Students teach in low-income schools

By Lisa Schulz

In the most poverty-stricken areas of the nation, the opportunity for a good education can be hindered because of low income. In an effort to create change, seven seniors from Columbia will contribute their knowledge to public schools across the country.

The nonprofit organization Teach For America selects high achievers to teach in public schools throughout the U.S. Applicants for the two-year program are chosen annually based on skills such as leadership, motivation and the ability to work with different cultures.

In its third year at Columbia, the Teach For America program chose the following seniors for 2012: dance major Brittany Branson; Alison Divino, humanities, history and social sciences major; interdisciplinary arts major Caro Griffin; English major Rahul Gupta; Blair Mishleau, interdisciplinary arts major and American sign language minor; and fiction writing majors Nikki Muir and Robert Walberg.

The acceptance rate nationwide is approximately 10 percent, and for the third year in a row, Columbia is well above that percentage, said Andrew Whatley, assistant dean of Faculty Advising and LAS Initiatives and associate director of the honors program.

“You look at two things: the students they’re accepting, [who] are very bright, committed, dedicated young people who demonstrated leadership skills throughout their undergraduate careers,” Whatley said. “Secondly, you’d look at the other end, where alumni of Teach For America remain in the classroom teaching and are excellent teachers, and many go on to

administration positions.”

Divino, a rural Kentucky native who first considered the program during her sophomore year, is currently interviewing for schools in the Mississippi Delta area in hopes of teaching reading and language arts.

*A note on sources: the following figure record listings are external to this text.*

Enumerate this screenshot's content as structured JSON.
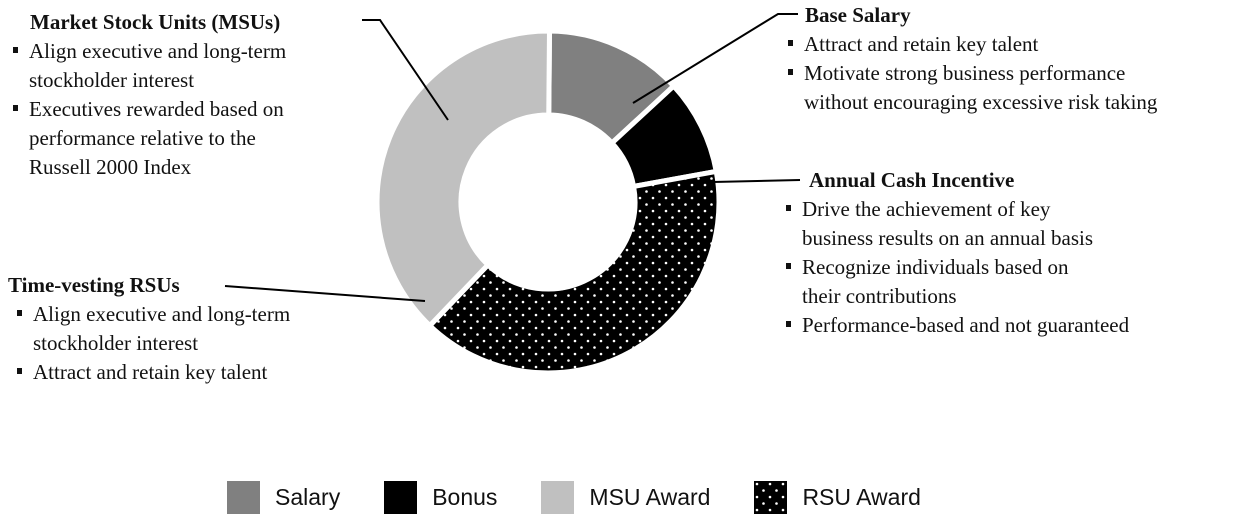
{
  "chart_data": {
    "type": "pie",
    "donut": true,
    "title": "",
    "slices": [
      {
        "label": "Salary",
        "value": 13,
        "color": "#808080",
        "pattern": "solid"
      },
      {
        "label": "Bonus",
        "value": 9,
        "color": "#000000",
        "pattern": "solid"
      },
      {
        "label": "RSU Award",
        "value": 40,
        "color": "#000000",
        "pattern": "white-dots"
      },
      {
        "label": "MSU Award",
        "value": 38,
        "color": "#c0c0c0",
        "pattern": "solid"
      }
    ],
    "legend": {
      "placement": "bottom",
      "items": [
        "Salary",
        "Bonus",
        "MSU Award",
        "RSU Award"
      ]
    }
  },
  "annotations": {
    "msu": {
      "title": "Market Stock Units (MSUs)",
      "bullets": [
        "Align executive and long-term\nstockholder interest",
        "Executives rewarded based on\nperformance relative to the\nRussell 2000 Index"
      ]
    },
    "base_salary": {
      "title": "Base Salary",
      "bullets": [
        "Attract and retain key talent",
        "Motivate strong business performance\nwithout encouraging excessive risk taking"
      ]
    },
    "annual_cash_incentive": {
      "title": "Annual Cash Incentive",
      "bullets": [
        "Drive the achievement of key\nbusiness results on an annual basis",
        "Recognize individuals based on\ntheir contributions",
        "Performance-based and not guaranteed"
      ]
    },
    "time_vesting_rsus": {
      "title": "Time-vesting RSUs",
      "bullets": [
        "Align executive and long-term\nstockholder interest",
        "Attract and retain key talent"
      ]
    }
  }
}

During her three-and-a-half years at Columbia, she was a youth tutor for the Center for Community Arts partnerships, a research assistant for the Ellen Stone Belic Institute for the Study of Women & Gender in Arts & Media and president and vice president of the Asian Student Organization.

Prior to college, she racked up volunteer hours by tutoring refugees in Southeast Asia before she was aware of her potential candidacy for Teach For America.

“I was always around the children, talking and laughing,” Divino said. “I think that’s when I realized I wanted to work with children for a career. But I didn’t put the pieces together that I wanted to be a teacher until I started tutoring.”

While no degree in education is mandatory, the Teach For America program requires participants to receive additional training in teaching, according to its website.

However, degrees offered by Columbia do not limit the content in core education classes, Whatley said.

“Bringing an art background can only enhance delivery and understanding of those subject matters,” he said.

After volunteering with Teach For America for two years, Michael Lencioni, a 2010 Columbia film & video graduate, now teaches humanities at Curtis Bay Elementary and Middle School in Baltimore.

Lencioni said 100 percent of his focus is on his students, unlike in college where he focused solely on his own work. At Curtis Bay Elementary, he met with a parent who wasn’t able to arrange a conference other than during his third-shift lunch break at 2 a.m. But meeting with parents who are working two or three jobs is not uncommon, he said.

Lencioni laughed when he described his “great” students as a “bag of firecrackers” because of their mixed experiences and high energy.

“In a lot of ways, they are older and wiser than their years based on some of the experiences they’ve been in and the ways they were brought up,” Lencioni said. “But also, they have that childlike ability to look at the world in its simplest terms and just ask the questions that no one seems to be looking at.”

Mishleau, who will be teaching English as a second language in Minneapolis, said that cultural background plays a large role in comprehension.

For instance, literal translations of idioms, like “it’s raining cats and dogs,” could be confusing for non-English speakers, he said.

Divino said that low-income and culturally diverse students have just as much ability to learn as their wealthy counterparts.

“I want all of my students to realize that that’s certainly a myth and that your socioeconomic factors don’t rule you,” she said. “With quality education, good teachers and great relationships, you can succeed, go to college, come back to your community and change your community the way you want to see it changed.”